- Aprikian in the 1990s
- Born: 1926 Alexandria, Egypt
- Died: 15 October 2024 (aged 97–98) Malakoff, Hauts-de-Seine, France
- Occupations: Composer; Choral conductor;
- Organizations: Sipan-Komitas
- Works: List of compositions
- Awards: Ordre des Arts et des Lettres · Grand Vermeil Medal;

= Garbis Aprikian =

Armenian composer (1926–2024)

Garbis Aprikian (1926 – 15 October 2024) was a musician from the Armenian diaspora who was born in Egypt and moved to Paris in 1953, where he studied, inspired especially by Olivier Messiaen. He conducted the Armenian mixed chorus Sipan-Komitas for around 50 years, composing many works especially for the group and also arranging Armenian folk music and works of others. He combined melodies from Armenia with Western musical techniques such as harmonies and counterpoint.
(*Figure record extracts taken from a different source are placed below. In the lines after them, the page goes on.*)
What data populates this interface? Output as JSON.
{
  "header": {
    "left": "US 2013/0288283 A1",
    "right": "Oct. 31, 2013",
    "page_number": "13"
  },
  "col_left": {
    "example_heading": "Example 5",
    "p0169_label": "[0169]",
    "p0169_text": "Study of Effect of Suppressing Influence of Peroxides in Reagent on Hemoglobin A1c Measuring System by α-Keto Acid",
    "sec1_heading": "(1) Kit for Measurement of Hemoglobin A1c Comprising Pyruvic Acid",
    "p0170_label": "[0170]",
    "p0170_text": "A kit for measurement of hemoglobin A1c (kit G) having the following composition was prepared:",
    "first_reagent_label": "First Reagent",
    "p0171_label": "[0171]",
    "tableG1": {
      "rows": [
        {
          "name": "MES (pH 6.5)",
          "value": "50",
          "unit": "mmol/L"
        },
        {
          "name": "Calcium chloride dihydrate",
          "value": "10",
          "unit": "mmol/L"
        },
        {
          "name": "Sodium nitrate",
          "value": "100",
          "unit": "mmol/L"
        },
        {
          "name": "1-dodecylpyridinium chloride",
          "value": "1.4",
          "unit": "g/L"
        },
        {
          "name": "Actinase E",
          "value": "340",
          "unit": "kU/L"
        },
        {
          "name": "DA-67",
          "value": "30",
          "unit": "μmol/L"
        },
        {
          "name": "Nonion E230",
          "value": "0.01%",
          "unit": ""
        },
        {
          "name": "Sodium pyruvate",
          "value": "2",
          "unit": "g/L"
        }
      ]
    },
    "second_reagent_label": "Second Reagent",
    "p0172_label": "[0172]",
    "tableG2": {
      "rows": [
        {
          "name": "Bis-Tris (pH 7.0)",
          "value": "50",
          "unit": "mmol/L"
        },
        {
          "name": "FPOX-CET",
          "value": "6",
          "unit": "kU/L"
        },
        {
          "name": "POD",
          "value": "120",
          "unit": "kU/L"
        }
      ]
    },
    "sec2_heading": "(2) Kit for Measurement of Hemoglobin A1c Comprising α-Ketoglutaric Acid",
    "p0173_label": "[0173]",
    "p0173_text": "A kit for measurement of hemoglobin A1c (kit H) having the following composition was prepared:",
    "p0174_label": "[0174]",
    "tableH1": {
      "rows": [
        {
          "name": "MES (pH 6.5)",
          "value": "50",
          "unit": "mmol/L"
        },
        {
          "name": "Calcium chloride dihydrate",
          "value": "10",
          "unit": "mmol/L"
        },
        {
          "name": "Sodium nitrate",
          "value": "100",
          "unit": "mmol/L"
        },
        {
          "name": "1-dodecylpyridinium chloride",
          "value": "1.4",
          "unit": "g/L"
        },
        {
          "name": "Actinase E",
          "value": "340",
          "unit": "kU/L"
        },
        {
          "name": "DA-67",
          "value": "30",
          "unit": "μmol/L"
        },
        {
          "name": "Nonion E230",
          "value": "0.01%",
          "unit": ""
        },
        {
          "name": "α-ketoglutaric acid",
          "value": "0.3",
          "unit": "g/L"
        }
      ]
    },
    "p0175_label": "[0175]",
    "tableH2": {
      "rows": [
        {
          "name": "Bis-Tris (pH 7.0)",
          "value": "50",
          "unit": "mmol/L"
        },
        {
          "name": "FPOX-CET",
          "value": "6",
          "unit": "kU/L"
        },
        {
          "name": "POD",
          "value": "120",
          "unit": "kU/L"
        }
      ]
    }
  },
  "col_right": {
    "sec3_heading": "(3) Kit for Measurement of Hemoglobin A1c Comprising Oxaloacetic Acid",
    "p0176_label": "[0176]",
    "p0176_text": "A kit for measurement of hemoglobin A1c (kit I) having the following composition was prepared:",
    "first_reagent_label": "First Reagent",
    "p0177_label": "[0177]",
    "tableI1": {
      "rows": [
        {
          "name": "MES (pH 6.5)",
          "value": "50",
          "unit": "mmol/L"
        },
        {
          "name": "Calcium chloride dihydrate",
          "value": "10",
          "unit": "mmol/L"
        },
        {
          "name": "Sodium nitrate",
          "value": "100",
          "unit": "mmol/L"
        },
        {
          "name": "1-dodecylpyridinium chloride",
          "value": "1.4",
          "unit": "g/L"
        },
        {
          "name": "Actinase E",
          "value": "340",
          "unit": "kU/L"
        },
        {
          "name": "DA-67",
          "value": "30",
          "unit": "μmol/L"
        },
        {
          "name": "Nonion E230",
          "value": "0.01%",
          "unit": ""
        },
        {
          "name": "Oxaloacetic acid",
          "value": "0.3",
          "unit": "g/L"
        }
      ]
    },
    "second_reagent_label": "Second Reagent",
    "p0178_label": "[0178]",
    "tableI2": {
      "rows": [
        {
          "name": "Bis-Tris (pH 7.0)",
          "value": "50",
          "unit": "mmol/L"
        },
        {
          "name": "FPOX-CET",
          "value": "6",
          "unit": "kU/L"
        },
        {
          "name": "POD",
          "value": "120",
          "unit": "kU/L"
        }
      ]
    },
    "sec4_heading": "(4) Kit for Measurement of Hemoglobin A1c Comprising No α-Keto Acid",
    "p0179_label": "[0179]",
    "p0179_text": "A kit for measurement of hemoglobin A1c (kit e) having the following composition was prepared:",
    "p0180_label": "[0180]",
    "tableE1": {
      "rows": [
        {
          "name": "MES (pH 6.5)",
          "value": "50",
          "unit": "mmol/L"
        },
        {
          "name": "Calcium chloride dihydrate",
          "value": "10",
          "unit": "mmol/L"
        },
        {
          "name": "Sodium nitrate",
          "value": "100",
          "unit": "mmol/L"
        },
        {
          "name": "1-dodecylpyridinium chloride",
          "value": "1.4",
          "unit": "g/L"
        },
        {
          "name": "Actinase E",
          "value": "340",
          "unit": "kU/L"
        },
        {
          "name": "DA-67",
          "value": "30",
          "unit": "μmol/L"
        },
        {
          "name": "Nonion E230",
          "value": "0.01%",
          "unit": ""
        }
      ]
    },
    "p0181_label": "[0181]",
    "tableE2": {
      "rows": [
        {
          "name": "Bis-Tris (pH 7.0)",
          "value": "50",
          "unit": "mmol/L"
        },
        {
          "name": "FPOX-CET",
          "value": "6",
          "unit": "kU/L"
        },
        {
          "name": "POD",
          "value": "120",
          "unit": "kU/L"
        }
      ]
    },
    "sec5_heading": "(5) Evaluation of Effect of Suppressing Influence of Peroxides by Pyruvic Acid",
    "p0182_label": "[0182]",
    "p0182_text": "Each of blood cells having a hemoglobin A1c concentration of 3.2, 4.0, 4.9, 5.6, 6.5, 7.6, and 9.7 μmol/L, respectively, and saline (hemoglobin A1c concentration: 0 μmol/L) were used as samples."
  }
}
Aprikian is regarded as a pioneer of bringing Armenian music to France.

== Biography ==
Aprikian was born in Alexandria, Egypt, in 1926. He studied at the Armenian National Boghossian primary school and then at the American College. From the age of ten he began serious music lessons with Maestro Frapicini, a student of Pietro Mascagni, in piano as well as in harmony and counterpoint. He sang in the children's choir of the Eglise Arménienne d'Alexandrie, also as a soloist. Learning about Armenian history and music made him feel "a sense of national pride".

In 1948, Aprikian founded the mixed chorus Hamazkaine with which he gave concerts in Alexandria, in Cairo and on radio. The success encouraged members of the association Houssaper to award him a scholarship to complete his training in Europe.

=== Paris ===
Aprikian arrived in Paris in 1953 where he studied composition and conducting at the Ecole Normale of Music with Simone Plé-Caussade, Tony Aubin and Jean Fournet and took a course on musical aesthetics by Olivier Messiaen at the Conservatoire de Paris.
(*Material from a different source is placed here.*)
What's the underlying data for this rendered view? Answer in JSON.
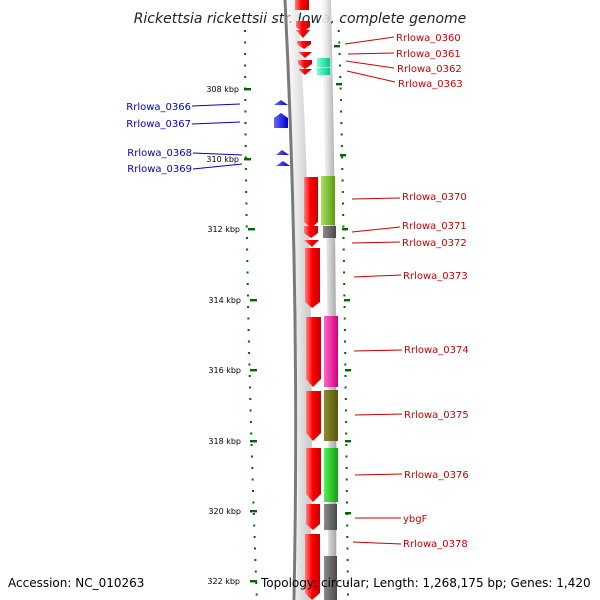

The Armenian mixed chorus Sipan-Komitas then sought him to replace Kurken Alemshah, and he accepted the position. He conducted the choir from the 1950s for about fifty years. He composed and harmonized popular melodies and old patriotic songs, more than two hundred religious, secular and folk works. They performed at the Festival d'Avignon, at Sénanque Abbey, the Chartreuse of Villeneuve-lès-Avignon, in Normandy, Rennes, Cannes, Venice, and the festival Art Sacré de la ville de Paris. They performed concerts in Brussels, Geneva, Bern, Basel, Munich and Amsterdam, among others, and recorded several CDs.

In 1991 Aprikian was invited for the first time by Armenian authorities to go to Yerevan, where he performed in a concert of his own works and those of other composers of the Armenian Diaspora.

=== Personal life ===
Agprikian had a son, Ara.

Aprikian died at his home in Malakoff, Hauts-de-Seine, on 15 October 2024, at the age of 98.

== Works ==

Aprikian said in an interview that in his compositions, he took melody mostly from Armenian music, but fused it with Western classical music's harmonies when he arranged themes from Armenian folk music, calling it a "'noble' transcription of tradition". He composed original works but also arrangements of Armenian folk music and of works by other Armenian composers such as Komitas. His sources included Armenian children's songs, prayers, songs about nature, battle songs and processional songs.

He composed the Petit suite nuptiale for his son's wedding, based on songs his father had sung to him when he was a child. He wrote an oratorio, Naissance de David de Sassoun, to a libretto by Hagop Oshagan, for soloists, choir and orchestra, premiered in 1994.

== Honours ==
- 1989 Medal of Saint Nerces Chenorali by Vasken I, Catholicos of all Armenians
- 1993 Medal of Saint Mesrop Machtots by Garéguine II Nersissian of the Great House Of Cilicie

- 1994 Vermeil Medal of the City of Paris awarded by Jacques Chirac
- 2004 Ordre des Arts et des Lettres

- 2024 Grand Vermeil Medal of the City of Paris, for his life's work.
- 2025 A square in Paris is named after Aprikian on the anniversary of his death

== Recordings ==
- 2003: Aprikian: Oeuvres Vocales et Instrumentales is a collection of vocal and instrumental pieces, including Aprikian's "Lamento", Petite suite nuptiale in both a trio and an orchestral version, "Moutn er" and Divertimento.
- Mayrig: To Armenian Mothers is a collection of songs by Armenian composers, including Aprikian's "Lamento", "Lullaby", and Petite suite nuptiale.